US brewer Anheuser-Busch said yesterday that it expects to achieve its sixth consecutive year of double-digit earnings per share growth in 2004.

Company management told investors and analysts at a presentation in New York that the company reaffirmed its 10 to 11% earnings per share growth target for 2004. This includes dilution from the company's acquisition of Harbin and excludes the benefit of a commodity hedge gain in the first quarter.

W. Randolph Baker, vice president and chief financial officer of Anheuser-Busch Companies, Inc., also reaffirmed an initial target range of 7 to 10% earnings per share growth on a reported basis in 2005, reflecting increased marketing investment and higher commodity costs anticipated next year.

Baker said: "We remain confident in our ability to achieve our double-digit earnings per share growth objective over the longer term, with continued improvements in return on capital and a substantial amount of cash returned to shareholders in the form of consistent dividend growth and share repurchase."

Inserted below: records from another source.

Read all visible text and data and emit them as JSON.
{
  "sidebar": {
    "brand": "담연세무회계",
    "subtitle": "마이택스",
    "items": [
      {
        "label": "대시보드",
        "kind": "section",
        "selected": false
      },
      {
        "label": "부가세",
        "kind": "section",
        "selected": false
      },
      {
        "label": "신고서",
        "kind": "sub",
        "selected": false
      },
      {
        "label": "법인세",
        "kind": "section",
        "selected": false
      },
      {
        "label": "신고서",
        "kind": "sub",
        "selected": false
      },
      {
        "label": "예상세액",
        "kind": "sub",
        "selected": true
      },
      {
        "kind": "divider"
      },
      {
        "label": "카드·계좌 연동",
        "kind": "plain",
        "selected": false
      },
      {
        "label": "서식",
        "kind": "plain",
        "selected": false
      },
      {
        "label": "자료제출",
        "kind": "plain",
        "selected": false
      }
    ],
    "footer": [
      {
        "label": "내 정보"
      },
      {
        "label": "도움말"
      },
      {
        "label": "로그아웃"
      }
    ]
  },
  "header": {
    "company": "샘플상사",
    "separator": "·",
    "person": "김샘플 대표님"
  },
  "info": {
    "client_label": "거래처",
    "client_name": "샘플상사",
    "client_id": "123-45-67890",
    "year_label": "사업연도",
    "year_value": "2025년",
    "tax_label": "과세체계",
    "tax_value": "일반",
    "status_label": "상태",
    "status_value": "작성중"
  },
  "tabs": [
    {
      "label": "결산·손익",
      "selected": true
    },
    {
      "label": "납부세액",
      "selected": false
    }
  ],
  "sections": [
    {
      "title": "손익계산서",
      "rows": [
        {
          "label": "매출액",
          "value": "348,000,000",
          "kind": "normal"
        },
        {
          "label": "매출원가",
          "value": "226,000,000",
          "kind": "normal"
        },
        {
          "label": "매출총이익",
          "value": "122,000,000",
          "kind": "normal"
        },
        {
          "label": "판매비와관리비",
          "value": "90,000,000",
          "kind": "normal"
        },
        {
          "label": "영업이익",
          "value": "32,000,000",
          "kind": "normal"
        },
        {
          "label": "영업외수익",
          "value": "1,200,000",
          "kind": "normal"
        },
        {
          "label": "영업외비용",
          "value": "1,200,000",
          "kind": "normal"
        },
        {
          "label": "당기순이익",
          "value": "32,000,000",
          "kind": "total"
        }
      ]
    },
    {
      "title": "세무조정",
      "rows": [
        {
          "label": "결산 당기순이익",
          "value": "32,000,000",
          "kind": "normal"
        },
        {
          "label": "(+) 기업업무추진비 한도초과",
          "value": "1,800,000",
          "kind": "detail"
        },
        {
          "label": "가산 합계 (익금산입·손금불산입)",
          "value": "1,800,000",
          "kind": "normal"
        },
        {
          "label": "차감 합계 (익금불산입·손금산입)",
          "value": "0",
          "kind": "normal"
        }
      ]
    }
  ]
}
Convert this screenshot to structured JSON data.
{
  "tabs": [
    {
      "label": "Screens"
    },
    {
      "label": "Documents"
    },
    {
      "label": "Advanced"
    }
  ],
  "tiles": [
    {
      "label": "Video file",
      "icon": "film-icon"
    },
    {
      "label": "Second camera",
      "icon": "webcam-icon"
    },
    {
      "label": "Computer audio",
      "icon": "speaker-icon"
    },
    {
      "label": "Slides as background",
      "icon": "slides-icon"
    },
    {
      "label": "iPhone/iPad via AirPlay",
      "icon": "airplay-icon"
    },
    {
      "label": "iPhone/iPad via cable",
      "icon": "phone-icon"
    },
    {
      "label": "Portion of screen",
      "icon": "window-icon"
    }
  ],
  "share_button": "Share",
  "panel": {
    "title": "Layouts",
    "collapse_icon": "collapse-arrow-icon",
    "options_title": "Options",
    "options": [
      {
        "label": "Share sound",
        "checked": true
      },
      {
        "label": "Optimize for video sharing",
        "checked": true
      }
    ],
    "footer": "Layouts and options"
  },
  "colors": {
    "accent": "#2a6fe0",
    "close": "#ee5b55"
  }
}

Baker told investors that the pricing environment in the domestic beer market remains very favorable and, importantly, is largely consumer driven. The company said it was the eleventh straight year that beers priced below premium have lost share to premium and above priced brands, as consumers continue to trade up.

Beginning in October, the company initiated the first stage of its two-stage annual price increase plan. The second phase is expected to take place in the first quarter of 2005, with the two phases combined covering approximately two-thirds of the company's volume.

"To enhance beer volume and market share growth, Anheuser-Busch is stepping up new product, packaging and other marketing initiatives," Baker continued.

Baker also commented on the company's international beer business, with particular emphasis on the company's expanded participation in the Chinese beer market.

"Anheuser-Busch is developing an important leadership position in China, the world's largest beer market by volume. China is also the fastest growing global beer market in absolute terms, contributing one-third of worldwide beer industry growth over the past five years. With our company's Budweiser operations, our Tsingtao strategic alliance, and our new Harbin acquisition, Anheuser-Busch is well positioned to capitalize on the substantial long-term growth opportunities in the Chinese beer market," he said.

"International beer segment profits have more than tripled over the past five years and will continue to be an important contributor to Anheuser- Busch's earnings growth over the long term," concluded Baker.